それで視力回復効果が見られなければ点眼治療は打ち切られます。2、3ヶ月~半年の間、様子を見て後に再検査が行われ、
そこで真性近視という判断が下ればメガネなどでの矯正を薦めれます。

近視は治る?

近視の種類
近視の原因は構造的なものと機能的なものに区別されます。

構造的なものとは
眼球に解剖学的な異常を伴うもの、つまり眼球本来の構造の変化によって起こる近視です

機能的なものとは
上記のような(解剖学的な)ものを伴わない体の機能異常でおこる近視です。薬によって治療の効果が期待出来ます

この二つの近視ともに光の結像は網膜の手前です。

構造的な近視=真性近視は大きく二つのタイプに分かれます。
それぞれ屈折性近視と軸性近視と呼ばれているもので屈折性近視の場合、角膜のカーブが正常よりも強い為に起こります。
これは角膜のカーブが強い為に光が通過する時の屈折が大きくなって網膜の手前で焦点が結ばれてしまうことで起きる近視です。
軸性近視の場合は角膜のカーブは正常ですが、眼球の奥行き(=眼軸)が長い為に起こる近視です
眼軸が長いので入ってきた光が網膜に届かず手前で焦点が結ばれてしまうことになります、この為に起きる近視です。
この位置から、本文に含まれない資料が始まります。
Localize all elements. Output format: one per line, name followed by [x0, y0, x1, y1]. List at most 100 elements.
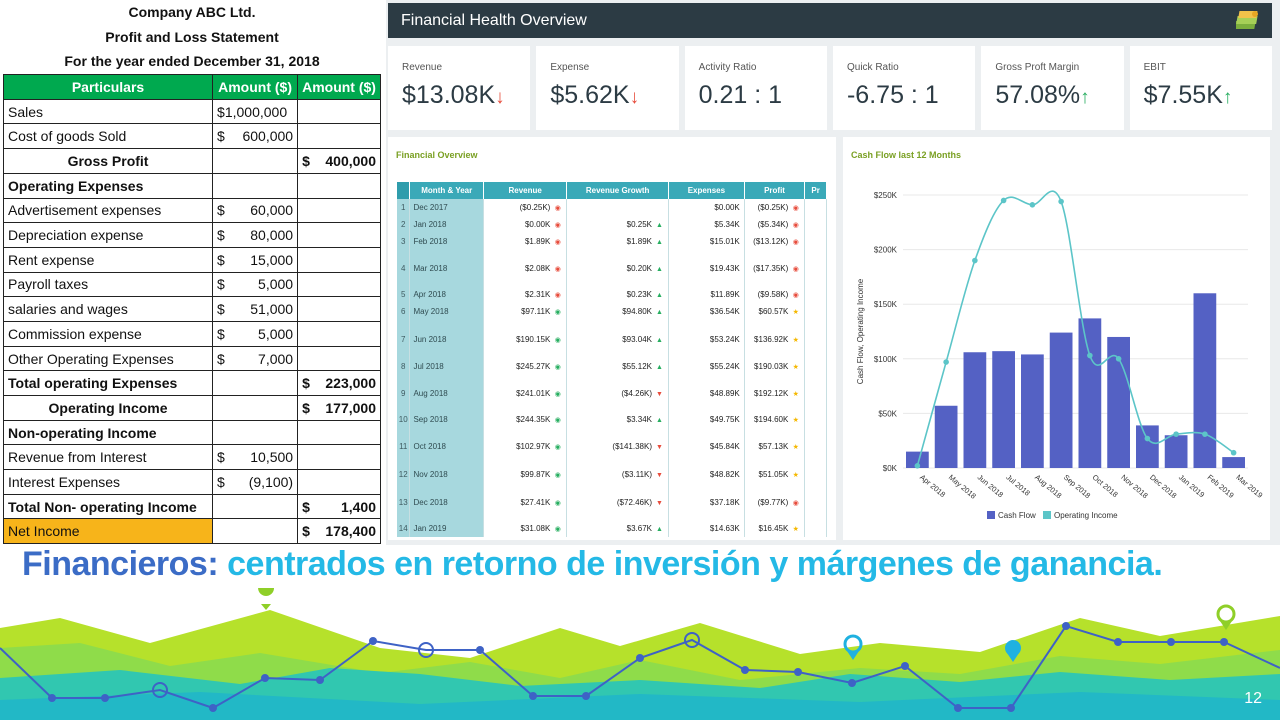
statement-row: Commission expense $5,000: [2, 320, 381, 347]
row-pr: [804, 250, 827, 286]
slide-caption: Financieros: centrados en retorno de inv…: [22, 545, 1163, 584]
row-amount-2: [297, 444, 381, 471]
neutral-star-icon: ★: [792, 471, 799, 479]
row-month: Sep 2018: [409, 411, 485, 428]
header-amount-2: Amount ($): [297, 74, 381, 100]
row-label: Operating Expenses: [2, 172, 214, 199]
row-month: Dec 2017: [409, 199, 485, 216]
row-profit: ($9.77K) ◉: [744, 484, 806, 520]
overview-row: 12 Nov 2018 $99.87K ◉ ($3.11K) ▼ $48.82K $51.05…: [397, 464, 827, 484]
statement-period: For the year ended December 31, 2018: [64, 53, 320, 70]
operating-income-point: [1173, 431, 1179, 437]
row-label: Total operating Expenses: [2, 370, 214, 397]
cash-flow-bar: [1078, 318, 1102, 468]
overview-row: 3 Feb 2018 $1.89K ◉ $1.89K ▲ $15.01K ($13.12K) ◉: [397, 233, 827, 250]
positive-dot-icon: ◉: [554, 309, 561, 316]
row-month: Jul 2018: [409, 358, 485, 375]
row-month: Oct 2018: [409, 428, 485, 464]
index-header: [397, 182, 411, 199]
row-label: Other Operating Expenses: [2, 345, 214, 372]
row-month: Jun 2018: [409, 320, 485, 358]
row-growth: $93.04K ▲: [566, 320, 670, 358]
row-growth: $0.23K ▲: [566, 286, 670, 303]
row-amount-1: [212, 518, 299, 545]
row-amount-2: $178,400: [297, 518, 381, 545]
row-growth: [566, 199, 670, 216]
cash-flow-bar: [906, 451, 929, 468]
x-tick-label: Sep 2018: [1062, 473, 1092, 501]
row-amount-2: [297, 98, 381, 125]
kpi-card: Expense $5.62K↓: [536, 46, 679, 130]
row-label: Advertisement expenses: [2, 197, 214, 224]
row-revenue: $190.15K ◉: [483, 320, 568, 358]
statement-row: Operating Income $177,000: [2, 395, 381, 421]
neutral-star-icon: ★: [792, 309, 799, 316]
row-revenue: $27.41K ◉: [483, 484, 568, 520]
row-amount-1: $51,000: [212, 296, 299, 322]
row-index: 8: [397, 358, 411, 375]
statement-row: Depreciation expense $80,000: [2, 222, 381, 248]
x-tick-label: Dec 2018: [1148, 473, 1178, 501]
row-label: Rent expense: [2, 246, 214, 273]
kpi-card: Revenue $13.08K↓: [388, 46, 531, 130]
y-tick-label: $100K: [874, 355, 898, 364]
statement-row: Net Income $178,400: [2, 518, 381, 545]
row-pr: [804, 464, 827, 484]
row-amount-2: [297, 246, 381, 273]
kpi-value: -6.75 : 1: [846, 81, 939, 109]
x-tick-label: Jan 2019: [1177, 473, 1206, 500]
row-revenue: $97.11K ◉: [483, 303, 568, 320]
caption-text: centrados en retorno de inversión y márg…: [227, 545, 1163, 583]
row-amount-2: [297, 123, 381, 150]
row-index: 5: [397, 286, 411, 303]
col-revenue: Revenue: [483, 182, 568, 199]
row-amount-1: $5,000: [212, 271, 299, 298]
negative-dot-icon: ◉: [554, 292, 561, 299]
neutral-star-icon: ★: [792, 526, 799, 533]
row-amount-1: $10,500: [212, 444, 299, 471]
row-pr: [804, 411, 827, 428]
operating-income-point: [1202, 431, 1208, 437]
cash-flow-bar: [1164, 435, 1188, 468]
row-pr: [804, 216, 827, 233]
row-expenses: $0.00K: [668, 199, 745, 216]
row-month: Jan 2019: [409, 520, 485, 537]
row-growth: $3.34K ▲: [566, 411, 670, 428]
row-index: 2: [397, 216, 411, 233]
row-pr: [804, 520, 827, 537]
row-revenue: $2.08K ◉: [483, 250, 568, 286]
row-growth: $1.89K ▲: [566, 233, 670, 250]
row-pr: [804, 320, 827, 358]
row-amount-1: $ (9,100): [212, 469, 299, 495]
statement-row: Total Non- operating Income $1,400: [2, 493, 381, 520]
row-label: Gross Profit: [2, 148, 214, 174]
row-amount-1: $1,000,000: [212, 98, 299, 125]
row-growth: $55.12K ▲: [566, 358, 670, 375]
statement-row: Advertisement expenses $60,000: [2, 197, 381, 224]
neutral-star-icon: ★: [792, 417, 799, 424]
positive-dot-icon: ◉: [554, 364, 561, 371]
row-expenses: $11.89K: [668, 286, 745, 303]
row-index: 10: [397, 411, 411, 428]
row-growth: ($4.26K) ▼: [566, 375, 670, 411]
row-amount-1: $600,000: [212, 123, 299, 150]
row-profit: ($5.34K) ◉: [744, 216, 806, 233]
row-amount-2: $223,000: [297, 370, 381, 397]
growth-up-icon: ▲: [656, 292, 663, 299]
row-label: Commission expense: [2, 320, 214, 347]
statement-row: Rent expense $15,000: [2, 246, 381, 273]
row-expenses: $37.18K: [668, 484, 745, 520]
row-amount-2: [297, 222, 381, 248]
row-label: Non-operating Income: [2, 419, 214, 446]
row-revenue: $31.08K ◉: [483, 520, 568, 537]
kpi-value: $13.08K↓: [402, 81, 505, 109]
positive-dot-icon: ◉: [554, 499, 561, 507]
statement-row: Total operating Expenses $223,000: [2, 370, 381, 397]
statement-row: Sales $1,000,000: [2, 98, 381, 125]
cash-flow-bar: [1049, 332, 1073, 468]
kpi-label: Quick Ratio: [846, 62, 899, 73]
row-revenue: $1.89K ◉: [483, 233, 568, 250]
row-revenue: ($0.25K) ◉: [483, 199, 568, 216]
y-tick-label: $50K: [878, 409, 897, 418]
dashboard-title: Financial Health Overview: [401, 12, 587, 29]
これらの構造的原因で起こる近視は残念ながら治す事はできません。

例えて言うなら高い身長を訓練によって縮めることが不可能なことであるのと一緒です。

こういった場合に視力を得ようとすればメガネやコンタクトレンズを正しく着用・装用して矯正することが必要です。

*屈折性近視に限って言えば屈折矯正手術という方法もあります。

屈折異常とは

屈折異常というのは

眼球内に入った光が眼組織にて屈折し、網膜以外の部位で焦点を結ぶ事をいいます。

網膜前で結ぶ場合を   近視
網膜の後方で結ぶ場合を 遠視
2箇所以上で結ぶ場合を 乱視

と定義づけています。これらを総じて屈折異常と言うのです。

屈折異常が全く無い場合を正視と言います。

屈折異常は光が眼に入ってきた後にその光が網膜に対しどの位置で焦点を結ぶのかによって
大きく3つにわけられます。(近視、遠視、乱視)

視力とは

一口に『ものを見る』といいますが、実は目は私達の想像以上に色んな働きをしているのです

・明暗が判る
・遠くも近くも見る事ができる
・立体的に見る事ができる
・一度に広範囲を見渡せる
・色を見分ける事ができる
・モノの形や存在を見極める事ができる

このように私達の目は多くの機能をもっています。

通常私達が『良く見える』とか『見えない』とか、或いは『いい目』だとか『悪い目』などというのは、

モノの形や存在がどれほど細かい所まで識別できるのか?

という事であり、その機能を”形態覚”といい、その識別する力を”視力”と呼んでいるのです。